In my first job, I was a dog washer and given no real training. I ended up giving a dog a chemical burn on their eye with shampoo. Truly felt so horrible. But that mistake made it so my boss had to train me properly, and the mistake pointed out not my faults so much as fault in the management, and I think this is what your son should be feeling. Did they just set up a 14 year old in the corner with a fucking presentation and no one came to check his work or if he needed anything? I would take in the work, so that they can see he made an effort, and then they can use what's wrong with his work and a way to figure out what needs need to be addressed for him to have a successful work experience.

condepetie · 13/02/2018 01:38

He was at this same place last year? So he knows them, and they know him?

Are you sure they're not giving him allowances for his disability? He's been there before - are they the same people that he knew last year?

emmyrose2000 · 13/02/2018 02:17

Your poor son. This isn't his fault at all. He's been massively failed by his school who didn't bother to liaise properly with the workplace.

I wouldn't send him in tomorrow. The negatives (especially to his self esteem and confidence) clearly outweigh any positives - assuming there are any.

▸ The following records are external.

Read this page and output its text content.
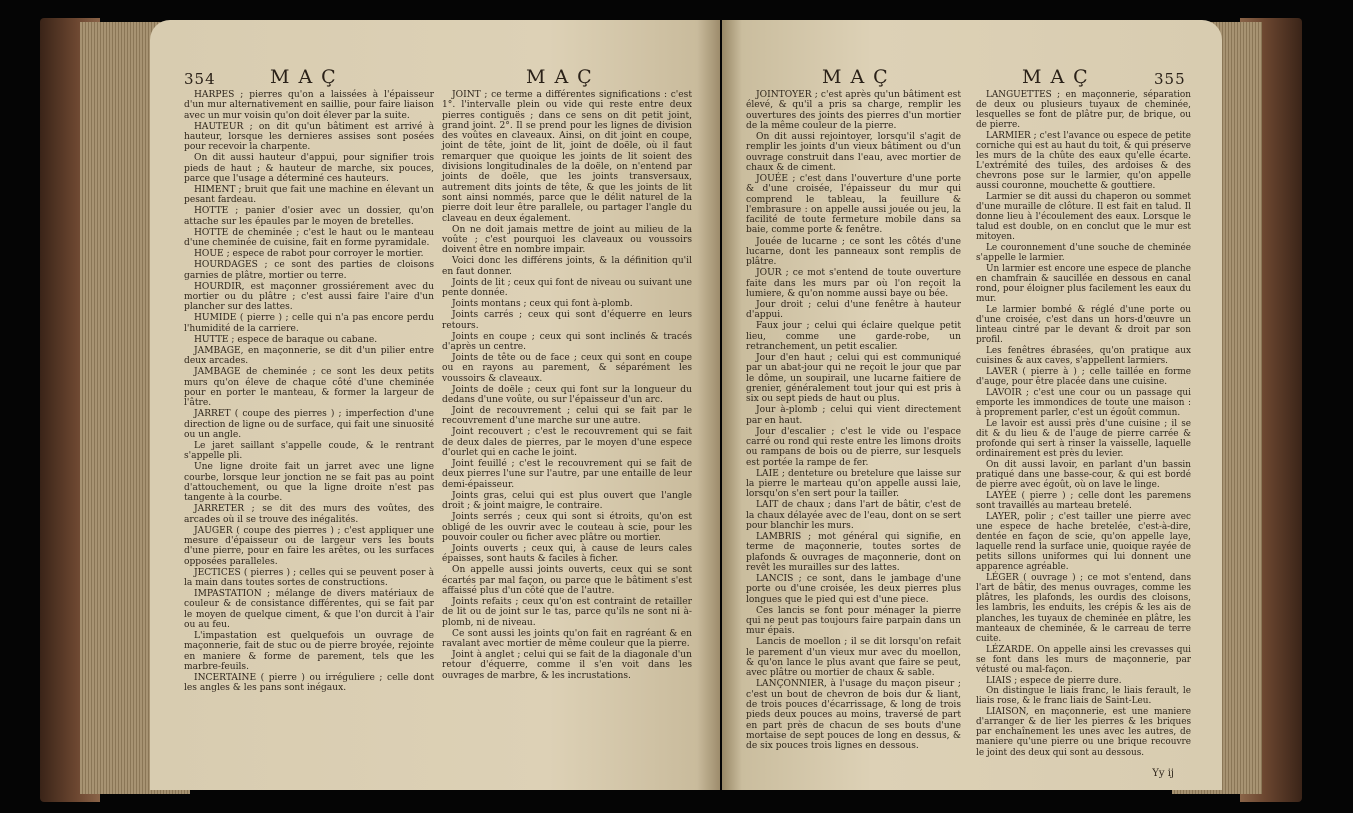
354	MAÇ	MAÇ

HARPES ; pierres qu'on a laissées à l'épaisseur d'un mur alternativement en saillie, pour faire liaison avec un mur voisin qu'on doit élever par la suite.

HAUTEUR ; on dit qu'un bâtiment est arrivé à hauteur, lorsque les dernieres assises sont posées pour recevoir la charpente.

On dit aussi hauteur d'appui, pour signifier trois pieds de haut ; & hauteur de marche, six pouces, parce que l'usage a déterminé ces hauteurs.

HIMENT ; bruit que fait une machine en élevant un pesant fardeau.

HOTTE ; panier d'osier avec un dossier, qu'on attache sur les épaules par le moyen de bretelles.

HOTTE de cheminée ; c'est le haut ou le manteau d'une cheminée de cuisine, fait en forme pyramidale.

HOUE ; espece de rabot pour corroyer le mortier.

HOURDAGES ; ce sont des parties de cloisons garnies de plâtre, mortier ou terre.

HOURDIR, est maçonner grossiérement avec du mortier ou du plâtre ; c'est aussi faire l'aire d'un plancher sur des lattes.

HUMIDE ( pierre ) ; celle qui n'a pas encore perdu l'humidité de la carriere.

HUTTE ; espece de baraque ou cabane.

JAMBAGE, en maçonnerie, se dit d'un pilier entre deux arcades.

JAMBAGE de cheminée ; ce sont les deux petits murs qu'on éleve de chaque côté d'une cheminée pour en porter le manteau, & former la largeur de l'âtre.

JARRET ( coupe des pierres ) ; imperfection d'une direction de ligne ou de surface, qui fait une sinuosité ou un angle.

Le jaret saillant s'appelle coude, & le rentrant s'appelle pli.

Une ligne droite fait un jarret avec une ligne courbe, lorsque leur jonction ne se fait pas au point d'attouchement, ou que la ligne droite n'est pas tangente à la courbe.

JARRETER ; se dit des murs des voûtes, des arcades où il se trouve des inégalités.

JAUGER ( coupe des pierres ) ; c'est appliquer une mesure d'épaisseur ou de largeur vers les bouts d'une pierre, pour en faire les arêtes, ou les surfaces opposées paralleles.

JECTICES ( pierres ) ; celles qui se peuvent poser à la main dans toutes sortes de constructions.

IMPASTATION ; mélange de divers matériaux de couleur & de consistance différentes, qui se fait par le moyen de quelque ciment, & que l'on durcit à l'air ou au feu.

L'impastation est quelquefois un ouvrage de maçonnerie, fait de stuc ou de pierre broyée, rejointe en maniere & forme de parement, tels que les marbre-feuils.

INCERTAINE ( pierre ) ou irréguliere ; celle dont les angles & les pans sont inégaux.

JOINT ; ce terme a différentes significations : c'est 1°. l'intervalle plein ou vide qui reste entre deux pierres contiguës ; dans ce sens on dit petit joint, grand joint. 2°. Il se prend pour les lignes de division des voûtes en claveaux. Ainsi, on dit joint en coupe, joint de tête, joint de lit, joint de doële, où il faut remarquer que quoique les joints de lit soient des divisions longitudinales de la doële, on n'entend par joints de doële, que les joints transversaux, autrement dits joints de tête, & que les joints de lit sont ainsi nommés, parce que le délit naturel de la pierre doit leur être parallele, ou partager l'angle du claveau en deux également.

On ne doit jamais mettre de joint au milieu de la voûte ; c'est pourquoi les claveaux ou voussoirs doivent être en nombre impair.

Voici donc les différens joints, & la définition qu'il en faut donner.

Joints de lit ; ceux qui font de niveau ou suivant une pente donnée.

Joints montans ; ceux qui font à-plomb.

Joints carrés ; ceux qui sont d'équerre en leurs retours.

Joints en coupe ; ceux qui sont inclinés & tracés d'après un centre.

Joints de tête ou de face ; ceux qui sont en coupe ou en rayons au parement, & séparément les voussoirs & claveaux.

Joints de doële ; ceux qui font sur la longueur du dedans d'une voûte, ou sur l'épaisseur d'un arc.

Joint de recouvrement ; celui qui se fait par le recouvrement d'une marche sur une autre.

Joint recouvert ; c'est le recouvrement qui se fait de deux dales de pierres, par le moyen d'une espece d'ourlet qui en cache le joint.

Joint feuillé ; c'est le recouvrement qui se fait de deux pierres l'une sur l'autre, par une entaille de leur demi-épaisseur.

Joints gras, celui qui est plus ouvert que l'angle droit ; & joint maigre, le contraire.

Joints serrés ; ceux qui sont si étroits, qu'on est obligé de les ouvrir avec le couteau à scie, pour les pouvoir couler ou ficher avec plâtre ou mortier.

Joints ouverts ; ceux qui, à cause de leurs cales épaisses, sont hauts & faciles à ficher.

On appelle aussi joints ouverts, ceux qui se sont écartés par mal façon, ou parce que le bâtiment s'est affaissé plus d'un côté que de l'autre.

Joints refaits ; ceux qu'on est contraint de retailler de lit ou de joint sur le tas, parce qu'ils ne sont ni à-plomb, ni de niveau.

Ce sont aussi les joints qu'on fait en ragréant & en ravalant avec mortier de même couleur que la pierre.

Joint à anglet ; celui qui se fait de la diagonale d'un retour d'équerre, comme il s'en voit dans les ouvrages de marbre, & les incrustations.

MAÇ	MAÇ	355

JOINTOYER ; c'est après qu'un bâtiment est élevé, & qu'il a pris sa charge, remplir les ouvertures des joints des pierres d'un mortier de la même couleur de la pierre.

On dit aussi rejointoyer, lorsqu'il s'agit de remplir les joints d'un vieux bâtiment ou d'un ouvrage construit dans l'eau, avec mortier de chaux & de ciment.

JOUÉE ; c'est dans l'ouverture d'une porte & d'une croisée, l'épaisseur du mur qui comprend le tableau, la feuillure & l'embrasure : on appelle aussi jouée ou jeu, la facilité de toute fermeture mobile dans sa baie, comme porte & fenêtre.

Jouée de lucarne ; ce sont les côtés d'une lucarne, dont les panneaux sont remplis de plâtre.

JOUR ; ce mot s'entend de toute ouverture faite dans les murs par où l'on reçoit la lumiere, & qu'on nomme aussi baye ou bée.

Jour droit ; celui d'une fenêtre à hauteur d'appui.

Faux jour ; celui qui éclaire quelque petit lieu, comme une garde-robe, un retranchement, un petit escalier.

Jour d'en haut ; celui qui est communiqué par un abat-jour qui ne reçoit le jour que par le dôme, un soupirail, une lucarne faitiere de grenier, généralement tout jour qui est pris à six ou sept pieds de haut ou plus.

Jour à-plomb ; celui qui vient directement par en haut.

Jour d'escalier ; c'est le vide ou l'espace carré ou rond qui reste entre les limons droits ou rampans de bois ou de pierre, sur lesquels est portée la rampe de fer.

LAIE ; denteture ou bretelure que laisse sur la pierre le marteau qu'on appelle aussi laie, lorsqu'on s'en sert pour la tailler.

LAIT de chaux ; dans l'art de bâtir, c'est de la chaux délayée avec de l'eau, dont on se sert pour blanchir les murs.

LAMBRIS ; mot général qui signifie, en terme de maçonnerie, toutes sortes de plafonds & ouvrages de maçonnerie, dont on revêt les murailles sur des lattes.

LANCIS ; ce sont, dans le jambage d'une porte ou d'une croisée, les deux pierres plus longues que le pied qui est d'une piece.

Ces lancis se font pour ménager la pierre qui ne peut pas toujours faire parpain dans un mur épais.

Lancis de moellon ; il se dit lorsqu'on refait le parement d'un vieux mur avec du moellon, & qu'on lance le plus avant que faire se peut, avec plâtre ou mortier de chaux & sable.

LANÇONNIER, à l'usage du maçon piseur ; c'est un bout de chevron de bois dur & liant, de trois pouces d'écarrissage, & long de trois pieds deux pouces au moins, traversé de part en part près de chacun de ses bouts d'une mortaise de sept pouces de long en dessus, & de six pouces trois lignes en dessous.

LANGUETTES ; en maçonnerie, séparation de deux ou plusieurs tuyaux de cheminée, lesquelles se font de plâtre pur, de brique, ou de pierre.

LARMIER ; c'est l'avance ou espece de petite corniche qui est au haut du toit, & qui préserve les murs de la chûte des eaux qu'elle écarte. L'extrémité des tuiles, des ardoises & des chevrons pose sur le larmier, qu'on appelle aussi couronne, mouchette & gouttiere.

Larmier se dit aussi du chaperon ou sommet d'une muraille de clôture. Il est fait en talud. Il donne lieu à l'écoulement des eaux. Lorsque le talud est double, on en conclut que le mur est mitoyen.

Le couronnement d'une souche de cheminée s'appelle le larmier.

Un larmier est encore une espece de planche en chamfrain & saucillée en dessous en canal rond, pour éloigner plus facilement les eaux du mur.

Le larmier bombé & réglé d'une porte ou d'une croisée, c'est dans un hors-d'œuvre un linteau cintré par le devant & droit par son profil.

Les fenêtres ébrasées, qu'on pratique aux cuisines & aux caves, s'appellent larmiers.

LAVER ( pierre à ) ; celle taillée en forme d'auge, pour être placée dans une cuisine.

LAVOIR ; c'est une cour ou un passage qui emporte les immondices de toute une maison : à proprement parler, c'est un égoût commun.

Le lavoir est aussi près d'une cuisine ; il se dit & du lieu & de l'auge de pierre carrée & profonde qui sert à rinser la vaisselle, laquelle ordinairement est près du levier.

On dit aussi lavoir, en parlant d'un bassin pratiqué dans une basse-cour, & qui est bordé de pierre avec égoût, où on lave le linge.

LAYÉE ( pierre ) ; celle dont les paremens sont travaillés au marteau bretelé.

LAYER, polir ; c'est tailler une pierre avec une espece de hache bretelée, c'est-à-dire, dentée en façon de scie, qu'on appelle laye, laquelle rend la surface unie, quoique rayée de petits sillons uniformes qui lui donnent une apparence agréable.

LÉGER ( ouvrage ) ; ce mot s'entend, dans l'art de bâtir, des menus ouvrages, comme les plâtres, les plafonds, les ourdis des cloisons, les lambris, les enduits, les crépis & les ais de planches, les tuyaux de cheminée en plâtre, les manteaux de cheminée, & le carreau de terre cuite.

LÉZARDE. On appelle ainsi les crevasses qui se font dans les murs de maçonnerie, par vétusté ou mal-façon.

LIAIS ; espece de pierre dure.

On distingue le liais franc, le liais ferault, le liais rose, & le franc liais de Saint-Leu.

LIAISON, en maçonnerie, est une maniere d'arranger & de lier les pierres & les briques par enchaînement les unes avec les autres, de maniere qu'une pierre ou une brique recouvre le joint des deux qui sont au dessous.

Yy ij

Is work experience compulsory for every student in all UK schools? If so, then what a waste of time. Some students doing certain pathways do it here, but it's always related to the course they are doing, not just some random (unrelated) place that will take them on for the required time. There is always proper liaison between the school and workplace as well, so a student with SEN wouldn't just be left to flounder on their own without support.

Lawdoc · 13/02/2018 10:22

To answer some questions last year he was in a mixed age group of year nine and year tens and Ofsted had a moan about lack of work experience so school had a flop and sent them all.

'condepetie

He was at this same place last year? So he knows them, and they know him?'

Yes but last year there was more funding and therefore more sessions so he wasn't really doing jobs that would have shown his needs.

Last year they hadn't even told them how old he was and several places were expecting 16 year olds and were cross to get 13 year olds turn up and sent them back. I've seen some of the email school sent last year as it was tagged into a reply the placement sent to ds and they gave barely any information.

Yes he was shown a picture of the kind of thing they wanted and left to it.

He has chosen to go this morning with the idea that he tells them as he doesn't want to let them down and I have asked for a meeting with school. He won't be going in June for another week!

I understand the benefits of work experience but I'm a bit Hmm that having one day off school or a week off for a holiday can apparently do so much damage academically but a month off doing menial tasks which I could get him to do (self employed) doesn't.